La gestion d’une entreprise possède un pouvoir important sur la vie des travailleurs. Les personnes ayant des fonctions de pouvoir doivent, en plus de leurs capacités professionnelles, intégrer un développement dans leur vie personnelle tel que cela permette que leurs décisions et leurs relations soient les meilleures pour l’entreprise dans son ensemble. En général, les mauvais traitements et les abus correspondent davantage à des problèmes personnels que professionnels. Plus grand est le pouvoir que l’on a, et plus il est indispensable de mettre la priorité sur le développement personnel, l’équilibre et la santé mentale. Avec mon associé, nous réalisons régulièrement des travaux personnels nous permettant de meilleures relations, le moins possible de compulsions et un meilleur niveau attentionnel.
C’est ainsi que lorsque nous embauchons quelqu’un nous le faisons en pensant qu’il va rester longtemps dans l’entreprise, nous nous projetons avec cette personne et nous grandissons avec elle.
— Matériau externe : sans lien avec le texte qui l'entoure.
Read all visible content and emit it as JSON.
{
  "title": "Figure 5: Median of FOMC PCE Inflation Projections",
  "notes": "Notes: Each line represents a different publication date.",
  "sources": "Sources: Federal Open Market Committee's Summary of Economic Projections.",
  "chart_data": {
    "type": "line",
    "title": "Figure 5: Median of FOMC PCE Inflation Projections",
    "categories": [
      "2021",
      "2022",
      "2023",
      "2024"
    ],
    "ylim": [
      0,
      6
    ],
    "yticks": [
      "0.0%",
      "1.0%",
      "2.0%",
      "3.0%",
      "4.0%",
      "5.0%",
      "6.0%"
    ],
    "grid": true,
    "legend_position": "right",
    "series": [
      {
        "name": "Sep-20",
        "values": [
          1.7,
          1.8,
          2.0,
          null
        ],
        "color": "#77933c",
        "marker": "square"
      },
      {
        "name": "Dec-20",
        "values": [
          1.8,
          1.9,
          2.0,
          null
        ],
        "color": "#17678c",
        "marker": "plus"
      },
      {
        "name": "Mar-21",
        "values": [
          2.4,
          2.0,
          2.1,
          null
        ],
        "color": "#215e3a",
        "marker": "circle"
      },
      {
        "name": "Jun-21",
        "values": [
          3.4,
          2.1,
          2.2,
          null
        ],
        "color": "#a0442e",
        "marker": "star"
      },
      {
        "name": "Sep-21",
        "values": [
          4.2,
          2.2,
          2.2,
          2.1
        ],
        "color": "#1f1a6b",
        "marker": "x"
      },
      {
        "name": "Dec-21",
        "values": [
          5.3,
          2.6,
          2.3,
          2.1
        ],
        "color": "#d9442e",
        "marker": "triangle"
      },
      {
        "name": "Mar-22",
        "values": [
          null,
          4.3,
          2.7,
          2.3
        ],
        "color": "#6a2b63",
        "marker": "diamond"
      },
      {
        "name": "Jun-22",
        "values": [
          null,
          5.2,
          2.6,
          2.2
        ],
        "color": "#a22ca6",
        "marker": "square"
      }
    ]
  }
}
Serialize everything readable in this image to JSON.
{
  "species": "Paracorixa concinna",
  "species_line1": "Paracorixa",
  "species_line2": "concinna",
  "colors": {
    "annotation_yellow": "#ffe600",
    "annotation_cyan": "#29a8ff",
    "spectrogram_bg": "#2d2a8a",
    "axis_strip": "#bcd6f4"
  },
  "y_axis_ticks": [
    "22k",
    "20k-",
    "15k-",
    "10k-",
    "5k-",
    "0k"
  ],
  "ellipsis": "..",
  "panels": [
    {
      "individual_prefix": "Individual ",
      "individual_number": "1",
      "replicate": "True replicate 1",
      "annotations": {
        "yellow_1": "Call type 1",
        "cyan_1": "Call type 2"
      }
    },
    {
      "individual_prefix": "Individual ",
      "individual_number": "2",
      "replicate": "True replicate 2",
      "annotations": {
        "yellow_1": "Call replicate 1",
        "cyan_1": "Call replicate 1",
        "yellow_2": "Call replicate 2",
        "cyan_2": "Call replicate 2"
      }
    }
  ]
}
En pensant ainsi, nous assumons que dans cette relation professionnelle à long terme, il y aura de bons moments et des moments difficiles, mais notre défi est que nous nous surpasserons et apprendrons ensemble.
Pour conclure, je voudrais souligner qu’à mesure que le processus de récession s’accentue, l’entrepreneur commencera peut-être à considérer ces points, en cherchant à ce que son projet d’entreprise survive dans le futur.